Miracle on 34th Street (1955) was considerably better, partly because it was shot on film — when we saw the principals observing the real Macy’s Thanksgiving Day Parade it was clearly a process shot rather than some stopgap cooked up in a live TV studio — and partly because it was the work of a major studio: 20th Century-Fox, which had produced the original 1947 film (written and directed by George Seaton based on a story by Valentine Davies), hired writer John Monks, Jr. to boil down the story to a 46-minute time slot, not counting commercials (less than half the 96-minute running time of the movie) and threw some great people into the project on both ends of the camera: MacDonald Carey in the John Payne role, Teresa Wright in the Maureen O’Hara role, Thomas Mitchell stepping into Edmund Gwenn’s red suit as Santa Claus and the marvelous Hans Conried playing Shellhammer, Doris Walker’s (Wright) direct supervisor at Macy’s (who in the 1947 film was played by a nondescript character actor named Philip Tonge) and some of the usual Fox people in the technical jobs: Lyle Wheeler as co-art director, Ben Nye and Stanley Orr doing makeup and Charles Le Maire as one of the costumers.
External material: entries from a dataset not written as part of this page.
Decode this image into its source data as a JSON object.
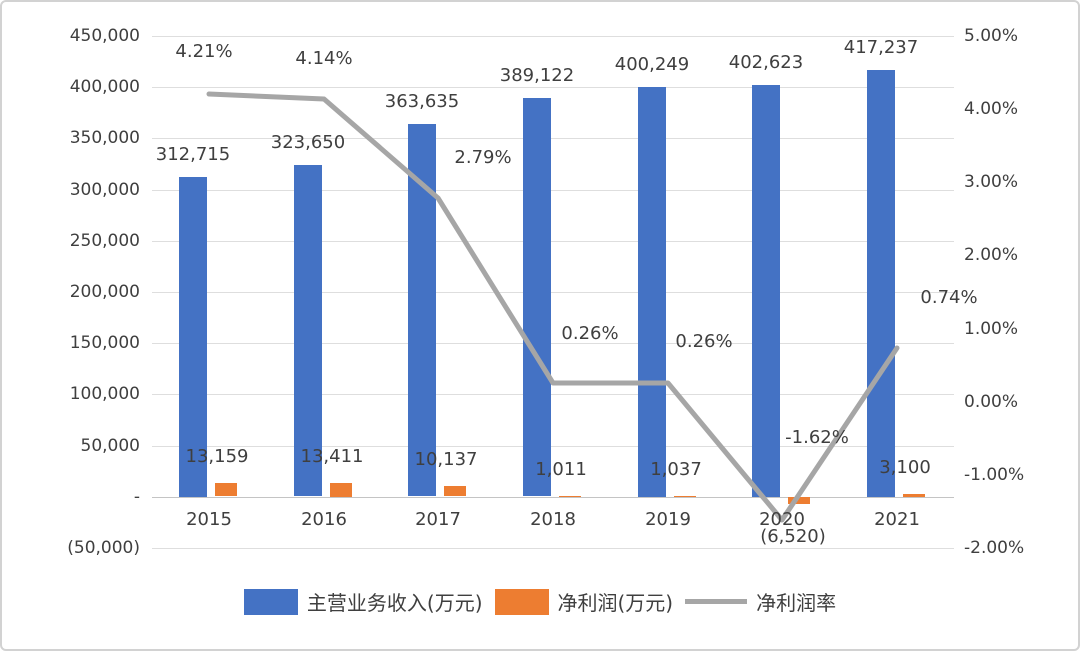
{
  "chart_data": {
    "type": "bar+line",
    "categories": [
      "2015",
      "2016",
      "2017",
      "2018",
      "2019",
      "2020",
      "2021"
    ],
    "series": [
      {
        "name": "主营业务收入(万元)",
        "type": "bar",
        "axis": "left",
        "color": "#4472C4",
        "values": [
          312715,
          323650,
          363635,
          389122,
          400249,
          402623,
          417237
        ],
        "labels": [
          "312,715",
          "323,650",
          "363,635",
          "389,122",
          "400,249",
          "402,623",
          "417,237"
        ]
      },
      {
        "name": "净利润(万元)",
        "type": "bar",
        "axis": "left",
        "color": "#ED7D31",
        "values": [
          13159,
          13411,
          10137,
          1011,
          1037,
          -6520,
          3100
        ],
        "labels": [
          "13,159",
          "13,411",
          "10,137",
          "1,011",
          "1,037",
          "(6,520)",
          "3,100"
        ]
      },
      {
        "name": "净利润率",
        "type": "line",
        "axis": "right",
        "color": "#A6A6A6",
        "values": [
          4.21,
          4.14,
          2.79,
          0.26,
          0.26,
          -1.62,
          0.74
        ],
        "labels": [
          "4.21%",
          "4.14%",
          "2.79%",
          "0.26%",
          "0.26%",
          "-1.62%",
          "0.74%"
        ]
      }
    ],
    "left_axis": {
      "min": -50000,
      "max": 450000,
      "step": 50000,
      "tick_labels": [
        "450,000",
        "400,000",
        "350,000",
        "300,000",
        "250,000",
        "200,000",
        "150,000",
        "100,000",
        "50,000",
        "-",
        "(50,000)"
      ]
    },
    "right_axis": {
      "min": -2,
      "max": 5,
      "step": 1,
      "tick_labels": [
        "5.00%",
        "4.00%",
        "3.00%",
        "2.00%",
        "1.00%",
        "0.00%",
        "-1.00%",
        "-2.00%"
      ]
    },
    "grid": true,
    "legend_position": "bottom"
  },
  "legend": {
    "items": [
      {
        "label": "主营业务收入(万元)",
        "color": "#4472C4",
        "marker": "rect"
      },
      {
        "label": "净利润(万元)",
        "color": "#ED7D31",
        "marker": "rect"
      },
      {
        "label": "净利润率",
        "color": "#A6A6A6",
        "marker": "line"
      }
    ]
  }
}
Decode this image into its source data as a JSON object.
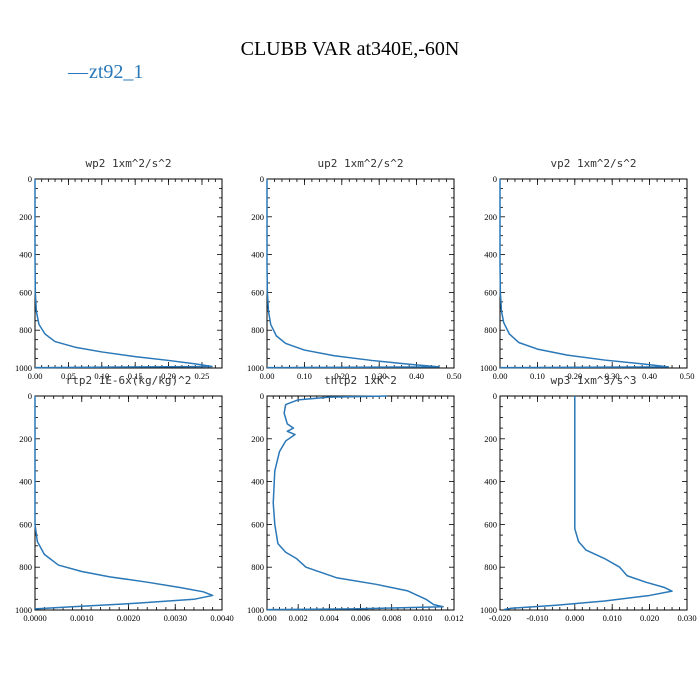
{
  "figure": {
    "title": "CLUBB VAR at340E,-60N",
    "legend": {
      "symbol": "—",
      "label": "zt92_1",
      "color": "#2a78b8"
    }
  },
  "chart_data": [
    {
      "type": "line",
      "title": "wp2  1xm^2/s^2",
      "xlim": [
        0,
        0.28
      ],
      "ylim": [
        0,
        1000
      ],
      "xticks": [
        0,
        0.05,
        0.1,
        0.15,
        0.2,
        0.25
      ],
      "xticklabels": [
        "0.00",
        "0.05",
        "0.10",
        "0.15",
        "0.20",
        "0.25"
      ],
      "yticks": [
        0,
        200,
        400,
        600,
        800,
        1000
      ],
      "series": [
        {
          "name": "zt92_1",
          "color": "#2a78b8",
          "points": [
            [
              0.0,
              0
            ],
            [
              0.0,
              400
            ],
            [
              0.0005,
              600
            ],
            [
              0.002,
              700
            ],
            [
              0.006,
              770
            ],
            [
              0.015,
              820
            ],
            [
              0.03,
              860
            ],
            [
              0.06,
              890
            ],
            [
              0.1,
              915
            ],
            [
              0.15,
              940
            ],
            [
              0.2,
              960
            ],
            [
              0.24,
              978
            ],
            [
              0.265,
              992
            ],
            [
              0.0,
              998
            ]
          ]
        }
      ]
    },
    {
      "type": "line",
      "title": "up2  1xm^2/s^2",
      "xlim": [
        0,
        0.5
      ],
      "ylim": [
        0,
        1000
      ],
      "xticks": [
        0,
        0.1,
        0.2,
        0.3,
        0.4,
        0.5
      ],
      "xticklabels": [
        "0.00",
        "0.10",
        "0.20",
        "0.30",
        "0.40",
        "0.50"
      ],
      "yticks": [
        0,
        200,
        400,
        600,
        800,
        1000
      ],
      "series": [
        {
          "name": "zt92_1",
          "color": "#2a78b8",
          "points": [
            [
              0.0,
              0
            ],
            [
              0.0,
              450
            ],
            [
              0.001,
              600
            ],
            [
              0.004,
              700
            ],
            [
              0.01,
              770
            ],
            [
              0.025,
              830
            ],
            [
              0.05,
              870
            ],
            [
              0.1,
              905
            ],
            [
              0.18,
              935
            ],
            [
              0.28,
              960
            ],
            [
              0.38,
              980
            ],
            [
              0.46,
              994
            ],
            [
              0.0,
              998
            ]
          ]
        }
      ]
    },
    {
      "type": "line",
      "title": "vp2  1xm^2/s^2",
      "xlim": [
        0,
        0.5
      ],
      "ylim": [
        0,
        1000
      ],
      "xticks": [
        0,
        0.1,
        0.2,
        0.3,
        0.4,
        0.5
      ],
      "xticklabels": [
        "0.00",
        "0.10",
        "0.20",
        "0.30",
        "0.40",
        "0.50"
      ],
      "yticks": [
        0,
        200,
        400,
        600,
        800,
        1000
      ],
      "series": [
        {
          "name": "zt92_1",
          "color": "#2a78b8",
          "points": [
            [
              0.0,
              0
            ],
            [
              0.0,
              450
            ],
            [
              0.001,
              600
            ],
            [
              0.004,
              700
            ],
            [
              0.01,
              760
            ],
            [
              0.025,
              820
            ],
            [
              0.05,
              865
            ],
            [
              0.1,
              900
            ],
            [
              0.18,
              932
            ],
            [
              0.28,
              958
            ],
            [
              0.38,
              978
            ],
            [
              0.45,
              994
            ],
            [
              0.0,
              998
            ]
          ]
        }
      ]
    },
    {
      "type": "line",
      "title": "rtp2  1E-6x(kg/kg)^2",
      "xlim": [
        0,
        0.004
      ],
      "ylim": [
        0,
        1000
      ],
      "xticks": [
        0,
        0.001,
        0.002,
        0.003,
        0.004
      ],
      "xticklabels": [
        "0.0000",
        "0.0010",
        "0.0020",
        "0.0030",
        "0.0040"
      ],
      "yticks": [
        0,
        200,
        400,
        600,
        800,
        1000
      ],
      "series": [
        {
          "name": "zt92_1",
          "color": "#2a78b8",
          "points": [
            [
              0.0,
              0
            ],
            [
              0.0,
              600
            ],
            [
              5e-05,
              680
            ],
            [
              0.0002,
              740
            ],
            [
              0.0005,
              790
            ],
            [
              0.001,
              820
            ],
            [
              0.0016,
              845
            ],
            [
              0.0024,
              870
            ],
            [
              0.0031,
              895
            ],
            [
              0.0036,
              915
            ],
            [
              0.0038,
              932
            ],
            [
              0.0034,
              950
            ],
            [
              0.0022,
              968
            ],
            [
              0.0008,
              985
            ],
            [
              0.0,
              995
            ]
          ]
        }
      ]
    },
    {
      "type": "line",
      "title": "thlp2  1xK^2",
      "xlim": [
        0,
        0.012
      ],
      "ylim": [
        0,
        1000
      ],
      "xticks": [
        0,
        0.002,
        0.004,
        0.006,
        0.008,
        0.01,
        0.012
      ],
      "xticklabels": [
        "0.000",
        "0.002",
        "0.004",
        "0.006",
        "0.008",
        "0.010",
        "0.012"
      ],
      "yticks": [
        0,
        200,
        400,
        600,
        800,
        1000
      ],
      "series": [
        {
          "name": "zt92_1",
          "color": "#2a78b8",
          "points": [
            [
              0.0077,
              0
            ],
            [
              0.004,
              5
            ],
            [
              0.002,
              18
            ],
            [
              0.0012,
              40
            ],
            [
              0.0011,
              80
            ],
            [
              0.0013,
              130
            ],
            [
              0.0017,
              150
            ],
            [
              0.0013,
              165
            ],
            [
              0.0018,
              180
            ],
            [
              0.0012,
              210
            ],
            [
              0.0008,
              260
            ],
            [
              0.0005,
              350
            ],
            [
              0.0004,
              500
            ],
            [
              0.0005,
              600
            ],
            [
              0.0007,
              690
            ],
            [
              0.0012,
              730
            ],
            [
              0.0019,
              760
            ],
            [
              0.0025,
              800
            ],
            [
              0.0045,
              850
            ],
            [
              0.007,
              880
            ],
            [
              0.009,
              910
            ],
            [
              0.0102,
              950
            ],
            [
              0.0107,
              975
            ],
            [
              0.0113,
              985
            ],
            [
              0.0055,
              995
            ],
            [
              0.0,
              998
            ]
          ]
        }
      ]
    },
    {
      "type": "line",
      "title": "wp3  1xm^3/s^3",
      "xlim": [
        -0.02,
        0.03
      ],
      "ylim": [
        0,
        1000
      ],
      "xticks": [
        -0.02,
        -0.01,
        0,
        0.01,
        0.02,
        0.03
      ],
      "xticklabels": [
        "-0.020",
        "-0.010",
        "0.000",
        "0.010",
        "0.020",
        "0.030"
      ],
      "yticks": [
        0,
        200,
        400,
        600,
        800,
        1000
      ],
      "series": [
        {
          "name": "zt92_1",
          "color": "#2a78b8",
          "points": [
            [
              0.0,
              0
            ],
            [
              0.0,
              400
            ],
            [
              0.0,
              620
            ],
            [
              0.001,
              680
            ],
            [
              0.003,
              720
            ],
            [
              0.008,
              760
            ],
            [
              0.012,
              800
            ],
            [
              0.014,
              840
            ],
            [
              0.019,
              870
            ],
            [
              0.024,
              895
            ],
            [
              0.026,
              912
            ],
            [
              0.02,
              932
            ],
            [
              0.008,
              958
            ],
            [
              -0.005,
              978
            ],
            [
              -0.017,
              992
            ],
            [
              -0.019,
              998
            ]
          ]
        }
      ]
    }
  ]
}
The director was Robert Stevenson, no doubt warming up for his later assignments at Disney (including Mary Poppins) but still an excellent director and easily in Seaton’s league in terms of getting this story told and evoking the tears without going all-out in jerking them. MacDonald Carey doesn’t have the romantic panache John Payne brought to the role of Gaily (which sounds really weird on the soundtrack!), the attorney who successfully defends Kris Kringle (Mitchell) from a charge of insanity because he believes himself to be Santa Claus, and Sandy Descher as the daughter is good and shows welcome restraint but doesn’t quite grab the part the way Natalie Wood did in the film. Still, this is a quite appealing movie and, despite the condensation, tells basically the same story as the original and makes all the same points — and both Wright and Mitchell are every bit as good as their 1947 counterparts, O’Hara and Gwenn. This was a quite nice production, and I wonder how many other interesting TV remakes of their film hits are moldering in the 20th Century-Fox vaults!